Deutlich sichtbar war in den vergangenen Jahren auch der Trend zu Stadtquartieren. Nach einer umfassenden Analyse dieses Marktes sind deutlich über 600 Projekte mit entsprechenden Ansätzen in Entwicklung. Demnach sind Quartiere stark auf die A-, aber auch auf die B-Städte konzentriert. Wegen ihrer absoluten Größe als Projektentwicklungsmarkt sind die A-Städte, allen voran Berlin, auch Zentren für Umnutzungen von Quartieren und Gebäuden. Knapp 8 % aller Projektentwicklungen in den A-Städten sind Umnutzungen.

Erweiterte Analysen für Projektentwicklermarkt jenseits der A-Städte

Die Ergebnisse zum Projektentwicklungsmarkt stammen aus einer Auswertung zum gesamtdeutschen Projektentwicklungsmarkt von bulwiengesa mit Unterstützung der BF.direkt AG.
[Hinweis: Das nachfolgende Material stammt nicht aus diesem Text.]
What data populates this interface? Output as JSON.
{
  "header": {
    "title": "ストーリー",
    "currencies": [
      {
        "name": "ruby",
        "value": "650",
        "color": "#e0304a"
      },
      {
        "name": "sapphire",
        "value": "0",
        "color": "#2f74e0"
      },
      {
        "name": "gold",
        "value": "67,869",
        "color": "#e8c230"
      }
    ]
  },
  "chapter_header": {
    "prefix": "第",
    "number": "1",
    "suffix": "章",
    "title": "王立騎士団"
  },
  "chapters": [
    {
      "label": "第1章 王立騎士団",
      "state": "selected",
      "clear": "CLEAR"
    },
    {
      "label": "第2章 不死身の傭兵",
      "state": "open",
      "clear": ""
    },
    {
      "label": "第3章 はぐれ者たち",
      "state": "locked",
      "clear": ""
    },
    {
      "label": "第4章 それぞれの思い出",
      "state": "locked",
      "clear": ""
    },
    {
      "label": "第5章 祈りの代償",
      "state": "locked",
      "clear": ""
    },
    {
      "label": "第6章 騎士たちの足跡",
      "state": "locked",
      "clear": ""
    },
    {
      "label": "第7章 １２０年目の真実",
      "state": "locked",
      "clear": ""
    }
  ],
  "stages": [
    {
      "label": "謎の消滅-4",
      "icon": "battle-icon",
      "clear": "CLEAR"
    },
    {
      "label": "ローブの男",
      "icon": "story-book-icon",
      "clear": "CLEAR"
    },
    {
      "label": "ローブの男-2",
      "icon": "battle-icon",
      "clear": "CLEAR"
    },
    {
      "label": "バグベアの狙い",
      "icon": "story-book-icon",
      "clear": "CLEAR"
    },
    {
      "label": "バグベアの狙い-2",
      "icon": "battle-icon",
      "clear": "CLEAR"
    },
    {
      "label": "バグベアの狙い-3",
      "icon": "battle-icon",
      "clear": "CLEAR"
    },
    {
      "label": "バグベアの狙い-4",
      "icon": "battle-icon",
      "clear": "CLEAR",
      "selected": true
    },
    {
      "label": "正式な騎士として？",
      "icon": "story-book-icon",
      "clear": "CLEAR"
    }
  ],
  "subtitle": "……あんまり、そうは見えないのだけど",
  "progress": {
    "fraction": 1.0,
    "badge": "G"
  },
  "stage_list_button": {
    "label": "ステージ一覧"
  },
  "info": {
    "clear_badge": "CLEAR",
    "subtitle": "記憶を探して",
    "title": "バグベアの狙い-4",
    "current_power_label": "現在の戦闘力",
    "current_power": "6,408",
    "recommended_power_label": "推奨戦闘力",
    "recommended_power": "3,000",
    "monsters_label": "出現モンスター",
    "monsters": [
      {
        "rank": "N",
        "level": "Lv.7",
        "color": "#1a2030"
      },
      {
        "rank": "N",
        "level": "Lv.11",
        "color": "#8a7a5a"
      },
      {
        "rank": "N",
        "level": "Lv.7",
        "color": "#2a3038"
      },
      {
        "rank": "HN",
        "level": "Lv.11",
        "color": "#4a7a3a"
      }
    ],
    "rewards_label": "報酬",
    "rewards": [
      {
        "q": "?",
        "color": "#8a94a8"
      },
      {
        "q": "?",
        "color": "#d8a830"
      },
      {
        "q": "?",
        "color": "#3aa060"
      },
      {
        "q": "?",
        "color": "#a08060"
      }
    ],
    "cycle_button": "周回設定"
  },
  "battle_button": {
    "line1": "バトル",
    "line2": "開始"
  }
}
Nach 15 Jahren Projektentwicklerstudie mit jährlichem Ergebnisbericht geht die Analyse der Projektentwicklungen ab 2022 online als interaktiver „Development Monitor“. Rankings und Marktstrukturen sind das ganze Jahr über verfügbar und können individuell analysiert werden. bulwiengesa recherchiert selbst die relevanten Informationen für die A-Städten sowie – neu – auch bundesweit. Unternehmen haben die Möglichkeit, die Recherchen im Rahmen eines Datenaustauschs zu kontrollieren und Projekte zu nennen.

Die „Developer Profiles“ sind ein Online-Katalog mit Informationen zu ausgewählten Projektentwicklern. Basis der Portfolioinformationen sind die Daten aus dem „Development Monitor“. Ergänzt werden diese durch qualitative Informationen der Unternehmen selbst zu Ankaufsprofil, strategischen Partnern, USP, ESG-Merkmalen, Exit-Strategie und Track Rekords.